Monday, December 26, 2011
Billy Wilder's One, Two, Three: Coca-Cola, Communists and Comedy
Billy Wilder, who was Jewish, was born in 1906 in what is now Poland. He fled Berlin during the Nazi regime and went on to become one of Hollywood's most brilliant directors. You might know some of his other movies such as Hollywood Boulevard, the Apartment, Ninotchka, Double Indemnity, Some Like It Hot, and so on.
One, Two, Three, released in 1961, is a comedy set in West Berlin during the Cold War and before the construction of the Berlin Wall. It is a fast-paced story involving an American Coca-Cola executive with a roving eye, played by James Cagney, and his miserable American wife, played by Arlene Francis. The plot is set into motion by the arrival of Scarlet, the flighty daughter of the executive's boss. She describes herself as a "naturally hot-blooded daughter," and ends up falling in love with Otto, a Communist youth from East Berlin.
This broad comedy derives its laugh-out-loud humor from satirizing Capitalist Americans, former Nazis and Soviet Communists. Politics is a backdrop for the movie.

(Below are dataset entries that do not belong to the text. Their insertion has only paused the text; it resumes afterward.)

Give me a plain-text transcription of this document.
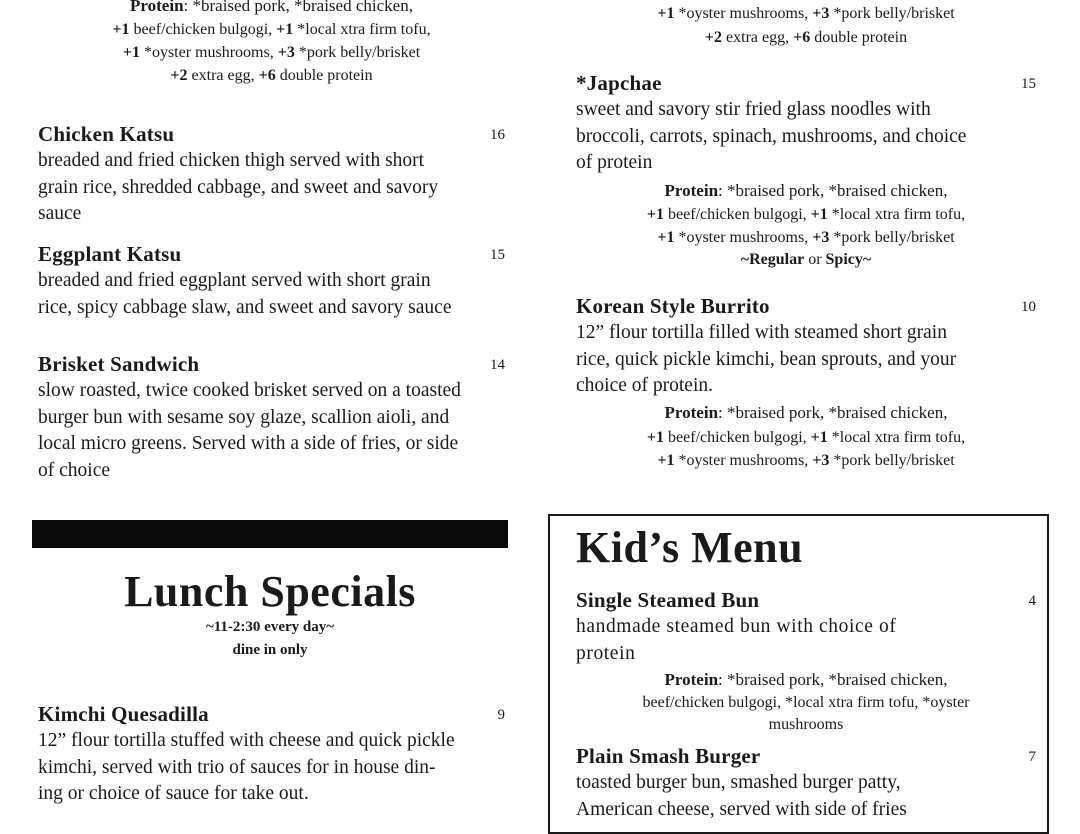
Protein: *braised pork, *braised chicken,
+1 beef/chicken bulgogi, +1 *local xtra firm tofu,
+1 *oyster mushrooms, +3 *pork belly/brisket
+2 extra egg, +6 double protein
Chicken Katsu	16
breaded and fried chicken thigh served with short
grain rice, shredded cabbage, and sweet and savory
sauce
Eggplant Katsu	15
breaded and fried eggplant served with short grain
rice, spicy cabbage slaw, and sweet and savory sauce
Brisket Sandwich	14
slow roasted, twice cooked brisket served on a toasted
burger bun with sesame soy glaze, scallion aioli, and
local micro greens. Served with a side of fries, or side
of choice
Lunch Specials
~11-2:30 every day~
dine in only
Kimchi Quesadilla	9
12” flour tortilla stuffed with cheese and quick pickle
kimchi, served with trio of sauces for in house din-
ing or choice of sauce for take out.
+1 *oyster mushrooms, +3 *pork belly/brisket
+2 extra egg, +6 double protein
*Japchae	15
sweet and savory stir fried glass noodles with
broccoli, carrots, spinach, mushrooms, and choice
of protein
Protein: *braised pork, *braised chicken,
+1 beef/chicken bulgogi, +1 *local xtra firm tofu,
+1 *oyster mushrooms, +3 *pork belly/brisket
~Regular or Spicy~
Korean Style Burrito	10
12” flour tortilla filled with steamed short grain
rice, quick pickle kimchi, bean sprouts, and your
choice of protein.
Protein: *braised pork, *braised chicken,
+1 beef/chicken bulgogi, +1 *local xtra firm tofu,
+1 *oyster mushrooms, +3 *pork belly/brisket
Kid’s Menu
Single Steamed Bun	4
handmade steamed bun with choice of
protein
Protein: *braised pork, *braised chicken,
beef/chicken bulgogi, *local xtra firm tofu, *oyster
mushrooms
Plain Smash Burger	7
toasted burger bun, smashed burger patty,
American cheese, served with side of fries
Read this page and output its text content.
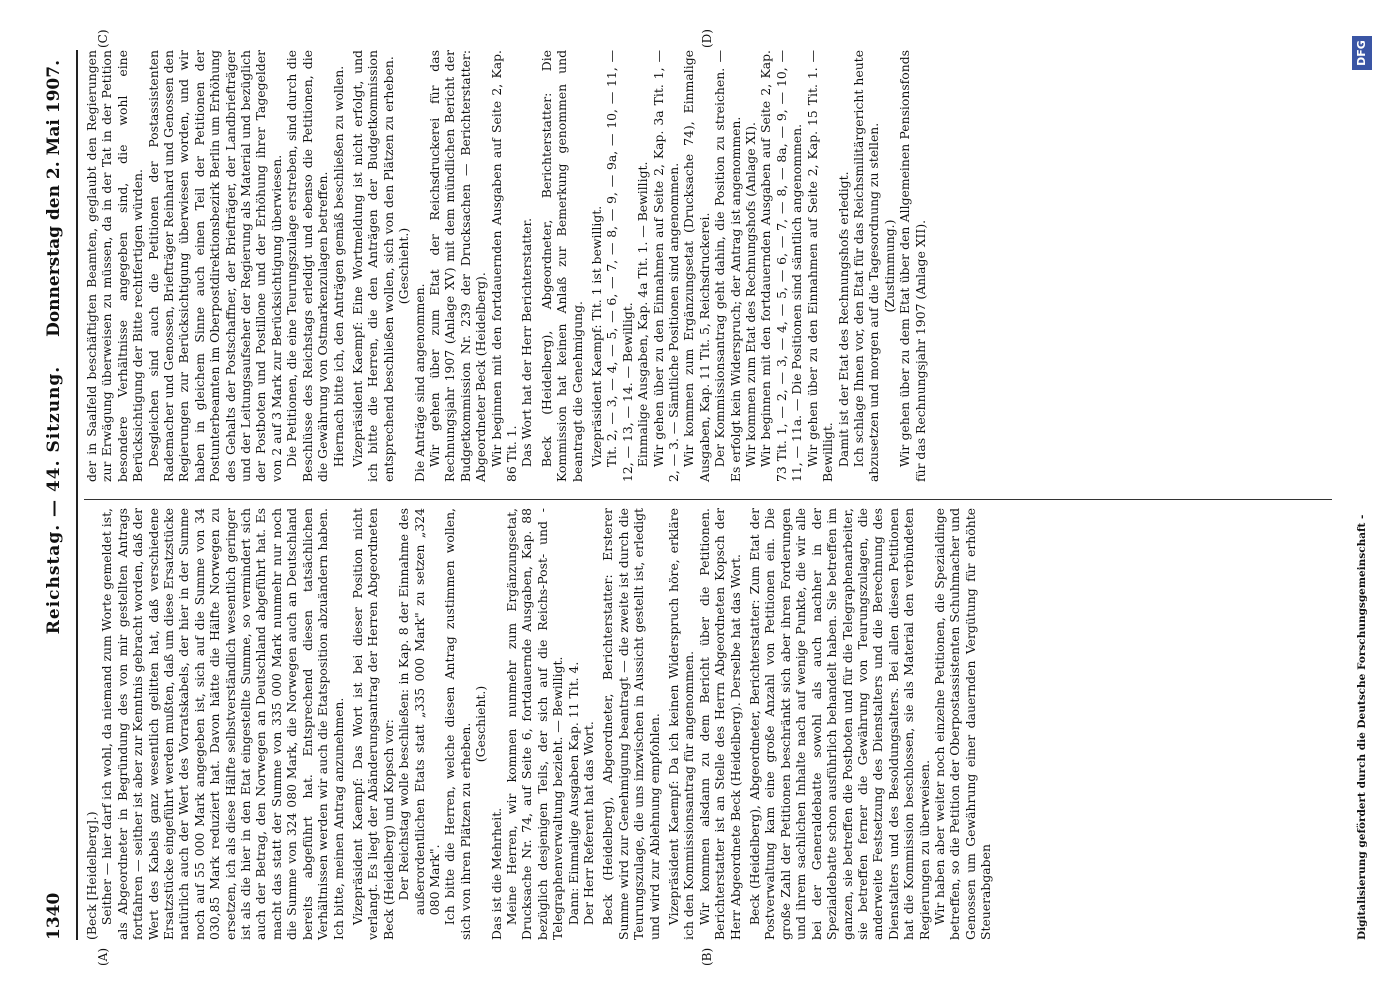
1340
Reichstag. — 44. Sitzung.
Donnerstag den 2. Mai 1907.
(A)	(B)
(C)	(D)

(Beck [Heidelberg].) Seither — hier darf ich wohl, da niemand zum Worte gemeldet ist, als Abgeordneter in Begründung des von mir gestellten Antrags fortfahren — seither ist aber zur Kenntnis gebracht worden, daß der Wert des Kabels ganz wesentlich gelitten hat, daß verschiedene Ersatzstücke eingeführt werden mußten, daß um diese Ersatzstücke natürlich auch der Wert des Vorratskabels, der hier in der Summe noch auf 55 000 Mark angegeben ist, sich auf die Summe von 34 030,85 Mark reduziert hat. Davon hätte die Hälfte Norwegen zu ersetzen, ich als diese Hälfte selbstverständlich wesentlich geringer ist als die hier in den Etat eingestellte Summe, so vermindert sich auch der Betrag, den Norwegen an Deutschland abgeführt hat. Es macht das statt der Summe von 335 000 Mark nunmehr nur noch die Summe von 324 080 Mark, die Norwegen auch an Deutschland bereits abgeführt hat. Entsprechend diesen tatsächlichen Verhältnissen werden wir auch die Etatsposition abzuändern haben. Ich bitte, meinen Antrag anzunehmen. Vizepräsident Kaempf: Das Wort ist bei dieser Position nicht verlangt. Es liegt der Abänderungsantrag der Herren Abgeordneten Beck (Heidelberg) und Kopsch vor: Der Reichstag wolle beschließen: in Kap. 8 der Einnahme des außerordentlichen Etats statt „335 000 Mark" zu setzen „324 080 Mark". Ich bitte die Herren, welche diesen Antrag zustimmen wollen, sich von ihren Plätzen zu erheben. (Geschieht.)

Das ist die Mehrheit. Meine Herren, wir kommen nunmehr zum Ergänzungsetat, Drucksache Nr. 74, auf Seite 6, fortdauernde Ausgaben, Kap. 88 bezüglich desjenigen Teils, der sich auf die Reichs-Post- und -Telegraphenverwaltung bezieht. — Bewilligt. Dann: Einmalige Ausgaben Kap. 11 Tit. 4. Der Herr Referent hat das Wort. Beck (Heidelberg), Abgeordneter, Berichterstatter: Ersterer Summe wird zur Genehmigung beantragt — die zweite ist durch die Teurungszulage, die uns inzwischen in Aussicht gestellt ist, erledigt und wird zur Ablehnung empfohlen. Vizepräsident Kaempf: Da ich keinen Widerspruch höre, erkläre ich den Kommissionsantrag für angenommen. Wir kommen alsdann zu dem Bericht über die Petitionen. Berichterstatter ist an Stelle des Herrn Abgeordneten Kopsch der Herr Abgeordnete Beck (Heidelberg). Derselbe hat das Wort. Beck (Heidelberg), Abgeordneter, Berichterstatter: Zum Etat der Postverwaltung kam eine große Anzahl von Petitionen ein. Die große Zahl der Petitionen beschränkt sich aber ihren Forderungen und ihrem sachlichen Inhalte nach auf wenige Punkte, die wir alle bei der Generaldebatte sowohl als auch nachher in der Spezialdebatte schon ausführlich behandelt haben. Sie betreffen im ganzen, sie betreffen die Postboten und für die Telegraphenarbeiter, sie betreffen ferner die Gewährung von Teurungszulagen, die anderweite Festsetzung des Dienstalters und die Berechnung des Dienstalters und des Besoldungsalters. Bei allen diesen Petitionen hat die Kommission beschlossen, sie als Material den verbündeten Regierungen zu überweisen. Wir haben aber weiter noch einzelne Petitionen, die Spezialdinge betreffen, so die Petition der Oberpostassistenten Schuhmacher und Genossen um Gewährung einer dauernden Vergütung für erhöhte Steuerabgaben

der in Saalfeld beschäftigten Beamten, geglaubt den Regierungen zur Erwägung überweisen zu müssen, da in der Tat in der Petition besondere Verhältnisse angegeben sind, die wohl eine Berücksichtigung der Bitte rechtfertigen würden. Desgleichen sind auch die Petitionen der Postassistenten Rademacher und Genossen, Briefträger Reinhard und Genossen den Regierungen zur Berücksichtigung überwiesen worden, und wir haben in gleichem Sinne auch einen Teil der Petitionen der Postunterbeamten im Oberpostdirektionsbezirk Berlin um Erhöhung des Gehalts der Postschaffner, der Briefträger, der Landbriefträger und der Leitungsaufseher der Regierung als Material und bezüglich der Postboten und Postillone und der Erhöhung ihrer Tagegelder von 2 auf 3 Mark zur Berücksichtigung überwiesen. Die Petitionen, die eine Teurungszulage erstreben, sind durch die Beschlüsse des Reichstags erledigt und ebenso die Petitionen, die die Gewährung von Ostmarkenzulagen betreffen. Hiernach bitte ich, den Anträgen gemäß beschließen zu wollen. Vizepräsident Kaempf: Eine Wortmeldung ist nicht erfolgt, und ich bitte die Herren, die den Anträgen der Budgetkommission entsprechend beschließen wollen, sich von den Plätzen zu erheben. (Geschieht.)

Die Anträge sind angenommen. Wir gehen über zum Etat der Reichsdruckerei für das Rechnungsjahr 1907 (Anlage XV) mit dem mündlichen Bericht der Budgetkommission Nr. 239 der Drucksachen — Berichterstatter: Abgeordneter Beck (Heidelberg). Wir beginnen mit den fortdauernden Ausgaben auf Seite 2, Kap. 86 Tit. 1. Das Wort hat der Herr Berichterstatter. Beck (Heidelberg), Abgeordneter, Berichterstatter: Die Kommission hat keinen Anlaß zur Bemerkung genommen und beantragt die Genehmigung. Vizepräsident Kaempf: Tit. 1 ist bewilligt. Tit. 2, — 3, — 4, — 5, — 6, — 7, — 8, — 9, — 9a, — 10, — 11, — 12, — 13, — 14. — Bewilligt. Einmalige Ausgaben, Kap. 4a Tit. 1. — Bewilligt. Wir gehen über zu den Einnahmen auf Seite 2, Kap. 3a Tit. 1, — 2, — 3. — Sämtliche Positionen sind angenommen. Wir kommen zum Ergänzungsetat (Drucksache 74), Einmalige Ausgaben, Kap. 11 Tit. 5, Reichsdruckerei. Der Kommissionsantrag geht dahin, die Position zu streichen. — Es erfolgt kein Widerspruch; der Antrag ist angenommen. Wir kommen zum Etat des Rechnungshofs (Anlage XI). Wir beginnen mit den fortdauernden Ausgaben auf Seite 2, Kap. 73 Tit. 1, — 2, — 3, — 4, — 5, — 6, — 7, — 8, — 8a, — 9, — 10, — 11, — 11a. — Die Positionen sind sämtlich angenommen. Wir gehen über zu den Einnahmen auf Seite 2, Kap. 15 Tit. 1. — Bewilligt. Damit ist der Etat des Rechnungshofs erledigt. Ich schlage Ihnen vor, den Etat für das Reichsmilitärgericht heute abzusetzen und morgen auf die Tagesordnung zu stellen. (Zustimmung.) Wir gehen über zu dem Etat über den Allgemeinen Pensionsfonds für das Rechnungsjahr 1907 (Anlage XII).

Digitalisierung gefördert durch die Deutsche Forschungsgemeinschaft -
DFG
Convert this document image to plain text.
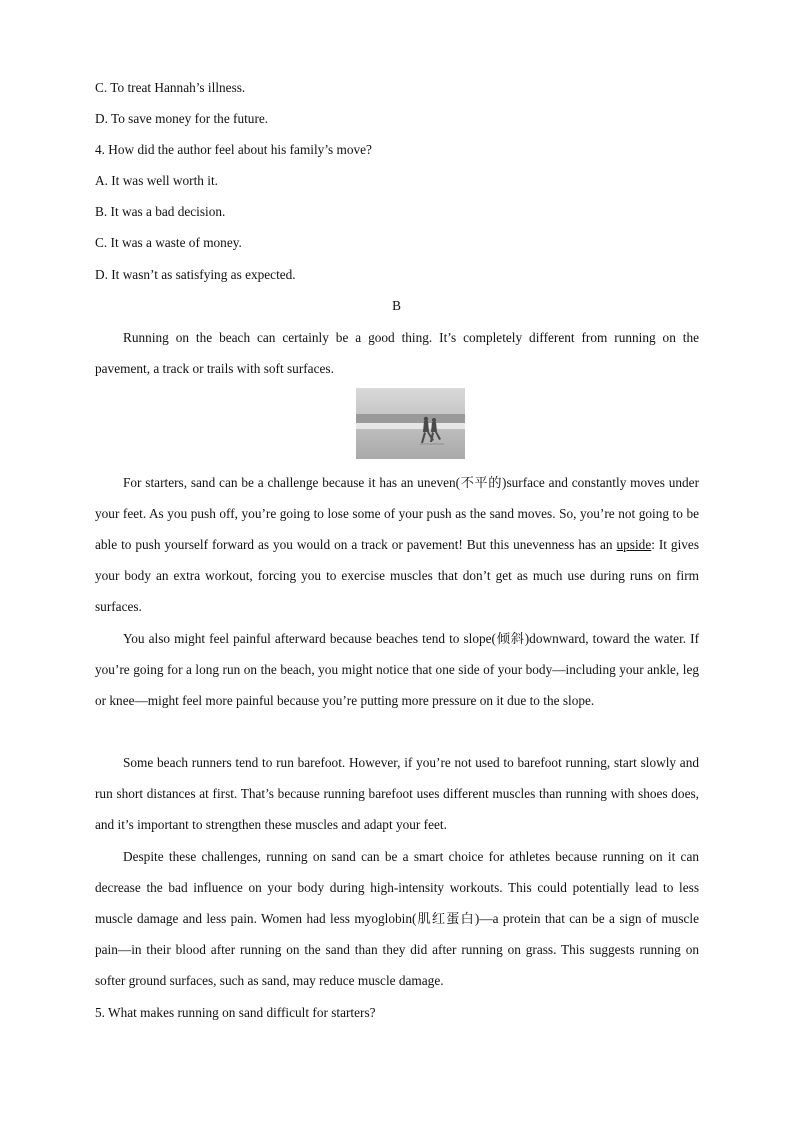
C. To treat Hannah’s illness.
D. To save money for the future.
4. How did the author feel about his family’s move?
A. It was well worth it.
B. It was a bad decision.
C. It was a waste of money.
D. It wasn’t as satisfying as expected.
B
Running on the beach can certainly be a good thing. It’s completely different from running on the pavement, a track or trails with soft surfaces.
For starters, sand can be a challenge because it has an uneven(不平的)surface and constantly moves under your feet. As you push off, you’re going to lose some of your push as the sand moves. So, you’re not going to be able to push yourself forward as you would on a track or pavement! But this unevenness has an upside: It gives your body an extra workout, forcing you to exercise muscles that don’t get as much use during runs on firm surfaces.
You also might feel painful afterward because beaches tend to slope(倾斜)downward, toward the water. If you’re going for a long run on the beach, you might notice that one side of your body—including your ankle, leg or knee—might feel more painful because you’re putting more pressure on it due to the slope.
Some beach runners tend to run barefoot. However, if you’re not used to barefoot running, start slowly and run short distances at first. That’s because running barefoot uses different muscles than running with shoes does, and it’s important to strengthen these muscles and adapt your feet.
Despite these challenges, running on sand can be a smart choice for athletes because running on it can decrease the bad influence on your body during high-intensity workouts. This could potentially lead to less muscle damage and less pain. Women had less myoglobin(肌红蛋白)—a protein that can be a sign of muscle pain—in their blood after running on the sand than they did after running on grass. This suggests running on softer ground surfaces, such as sand, may reduce muscle damage.
5. What makes running on sand difficult for starters?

The movie opens with this voiceover, which sets the tone for the rest of the movie. Go rent it!
On Sunday, August 13th, 1961, the eyes of America were on the nation's capital, where Roger Maris was hitting home runs #44 and 45 against the Senators. On that same day, without any warning, the East German Communists sealed off the border between East and West Berlin. I only mention this to show the kind of people we're dealing with - REAL SHIFTY!